Equity securities – ordinary shares
An ordinary share may be either:
- listed – registered on a recognised exchange such as the Australian Securities Exchange (ASX)
- unlisted – held privately by an individual or group of shareholders.
Registration of an ordinary share on a recognised exchange provides for a daily market in the ordinary share, whereas an unlisted share is sold in either in a limited market or in a transaction between two or more parties.
Preference shares, convertible notes, bonds and floating rate notes may also be registered and traded on a recognised exchange.
Valuing listed shares
As listed ordinary shares are commonly traded on a daily basis, you may be able to rely on the appropriate share market as the source for valuing a listed ordinary share.
When you value a listed share, we would expect you to take into account a number of factors in addition to the listed price. These include:
- valuation changes resulting from company capital structural events or changes in retained earnings (for example, as a result of dividend payments)
- the period to which the valuation applied.
If a stock is relatively liquid and does not exhibit significant price volatility, you may, in certain circumstances, refer to a point-in-time valuation (such as the closing price of a share). However, there are a number of tax contexts where this may not be applicable.
A common method of smoothing the effects of illiquidity (that is, thin trading) and volatility of a stock is for a person to adopt the volume weighted average price (VWAP) of the stock over a certain period. You may also adopt the VWAP method if the stock is liquid but does not exhibit excessive volatility. Within a tax context, this method is commonly applied to corporate events and actions.
In addition to the valuation of an individual listed share, the value of a block of listed shares in the hands of one owner will often be derived using the value of a listed share as a base. As an example, depending on the size of the shareholding (in absolute and percentage terms), a discount may need to be applied to take into account the difficulty of selling this block of shares into the market. This is known as the blockage discount.
The application of the blockage discount needs to be based on the particular facts relating to a case.
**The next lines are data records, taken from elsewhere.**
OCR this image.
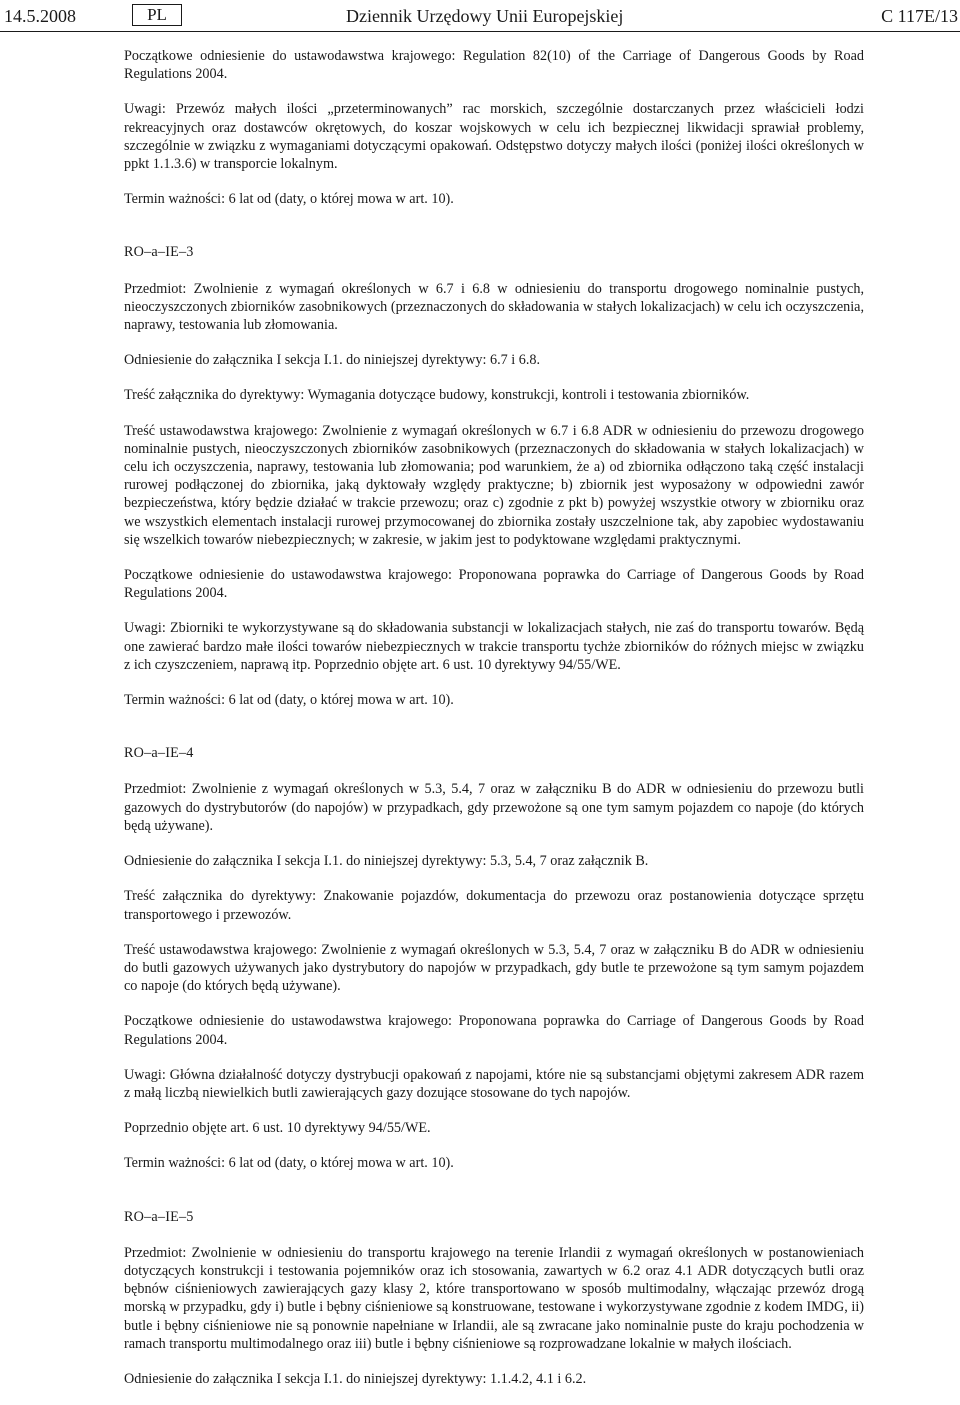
14.5.2008	PL	Dziennik Urzędowy Unii Europejskiej	C 117E/13

Początkowe odniesienie do ustawodawstwa krajowego: Regulation 82(10) of the Carriage of Dangerous Goods by Road Regulations 2004.

Uwagi: Przewóz małych ilości „przeterminowanych” rac morskich, szczególnie dostarczanych przez właścicieli łodzi rekreacyjnych oraz dostawców okrętowych, do koszar wojskowych w celu ich bezpiecznej likwidacji sprawiał problemy, szczególnie w związku z wymaganiami dotyczącymi opakowań. Odstępstwo dotyczy małych ilości (poniżej ilości określonych w ppkt 1.1.3.6) w transporcie lokalnym.

Termin ważności: 6 lat od (daty, o której mowa w art. 10).

RO–a–IE–3

Przedmiot: Zwolnienie z wymagań określonych w 6.7 i 6.8 w odniesieniu do transportu drogowego nominalnie pustych, nieoczyszczonych zbiorników zasobnikowych (przeznaczonych do składowania w stałych lokalizacjach) w celu ich oczyszczenia, naprawy, testowania lub złomowania.

Odniesienie do załącznika I sekcja I.1. do niniejszej dyrektywy: 6.7 i 6.8.

Treść załącznika do dyrektywy: Wymagania dotyczące budowy, konstrukcji, kontroli i testowania zbiorników.

Treść ustawodawstwa krajowego: Zwolnienie z wymagań określonych w 6.7 i 6.8 ADR w odniesieniu do przewozu drogowego nominalnie pustych, nieoczyszczonych zbiorników zasobnikowych (przeznaczonych do składowania w stałych lokalizacjach) w celu ich oczyszczenia, naprawy, testowania lub złomowania; pod warunkiem, że a) od zbiornika odłączono taką część instalacji rurowej podłączonej do zbiornika, jaką dyktowały względy praktyczne; b) zbiornik jest wyposażony w odpowiedni zawór bezpieczeństwa, który będzie działać w trakcie przewozu; oraz c) zgodnie z pkt b) powyżej wszystkie otwory w zbiorniku oraz we wszystkich elementach instalacji rurowej przymocowanej do zbiornika zostały uszczelnione tak, aby zapobiec wydostawaniu się wszelkich towarów niebezpiecznych; w zakresie, w jakim jest to podyktowane względami praktycznymi.

Początkowe odniesienie do ustawodawstwa krajowego: Proponowana poprawka do Carriage of Dangerous Goods by Road Regulations 2004.

Uwagi: Zbiorniki te wykorzystywane są do składowania substancji w lokalizacjach stałych, nie zaś do transportu towarów. Będą one zawierać bardzo małe ilości towarów niebezpiecznych w trakcie transportu tychże zbiorników do różnych miejsc w związku z ich czyszczeniem, naprawą itp. Poprzednio objęte art. 6 ust. 10 dyrektywy 94/55/WE.

Termin ważności: 6 lat od (daty, o której mowa w art. 10).

RO–a–IE–4

Przedmiot: Zwolnienie z wymagań określonych w 5.3, 5.4, 7 oraz w załączniku B do ADR w odniesieniu do przewozu butli gazowych do dystrybutorów (do napojów) w przypadkach, gdy przewożone są one tym samym pojazdem co napoje (do których będą używane).

Odniesienie do załącznika I sekcja I.1. do niniejszej dyrektywy: 5.3, 5.4, 7 oraz załącznik B.

Treść załącznika do dyrektywy: Znakowanie pojazdów, dokumentacja do przewozu oraz postanowienia dotyczące sprzętu transportowego i przewozów.

Treść ustawodawstwa krajowego: Zwolnienie z wymagań określonych w 5.3, 5.4, 7 oraz w załączniku B do ADR w odniesieniu do butli gazowych używanych jako dystrybutory do napojów w przypadkach, gdy butle te przewożone są tym samym pojazdem co napoje (do których będą używane).

Początkowe odniesienie do ustawodawstwa krajowego: Proponowana poprawka do Carriage of Dangerous Goods by Road Regulations 2004.

Uwagi: Główna działalność dotyczy dystrybucji opakowań z napojami, które nie są substancjami objętymi zakresem ADR razem z małą liczbą niewielkich butli zawierających gazy dozujące stosowane do tych napojów.

Poprzednio objęte art. 6 ust. 10 dyrektywy 94/55/WE.

Termin ważności: 6 lat od (daty, o której mowa w art. 10).

RO–a–IE–5

Przedmiot: Zwolnienie w odniesieniu do transportu krajowego na terenie Irlandii z wymagań określonych w postanowieniach dotyczących konstrukcji i testowania pojemników oraz ich stosowania, zawartych w 6.2 oraz 4.1 ADR dotyczących butli oraz bębnów ciśnieniowych zawierających gazy klasy 2, które transportowano w sposób multimodalny, włączając przewóz drogą morską w przypadku, gdy i) butle i bębny ciśnieniowe są konstruowane, testowane i wykorzystywane zgodnie z kodem IMDG, ii) butle i bębny ciśnieniowe nie są ponownie napełniane w Irlandii, ale są zwracane jako nominalnie puste do kraju pochodzenia w ramach transportu multimodalnego oraz iii) butle i bębny ciśnieniowe są rozprowadzane lokalnie w małych ilościach.

Odniesienie do załącznika I sekcja I.1. do niniejszej dyrektywy: 1.1.4.2, 4.1 i 6.2.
For example, a significant holding of listed shares, in some circumstances, could require the application of a premium rather than a discount.
The value of a company's equity (or significant portion, where an individual legal or beneficial owner could exert significant influence) will often also be derived using the value of a listed share as a base. In such situations, a premium for control would often be added to the value of the company's shares. This would be necessary to account for factors such as the influence a particular shareholder may exert on the running of the company and synergies that may be gained through the acquisition of a controlling holding.
Valuing unlisted shares
Where an ordinary share is held privately by an individual or group of shareholders, applying the appropriate valuation method (or methods) may be more complex.
When you value an unlisted share, we would expect you to take into account a number of factors that may affect its market value, including:
- many of the factors described in Valuation of a business (accounting for the specific interest)
- adjustments – you need to adjust for factors such as liquidity (at the holdings level) and degree of control (actual or effective) and show that these adjustments are appropriate (for instance, you could benchmark a minority interest in an unlisted investment company against a listed investment company operating in a similar environment)
- the rights of other equity and debt holders (which may influence the market value of an ordinary share).
If an ordinary share is held privately by an individual or group of shareholders, applying the appropriate valuation method (or methods) may be more complex.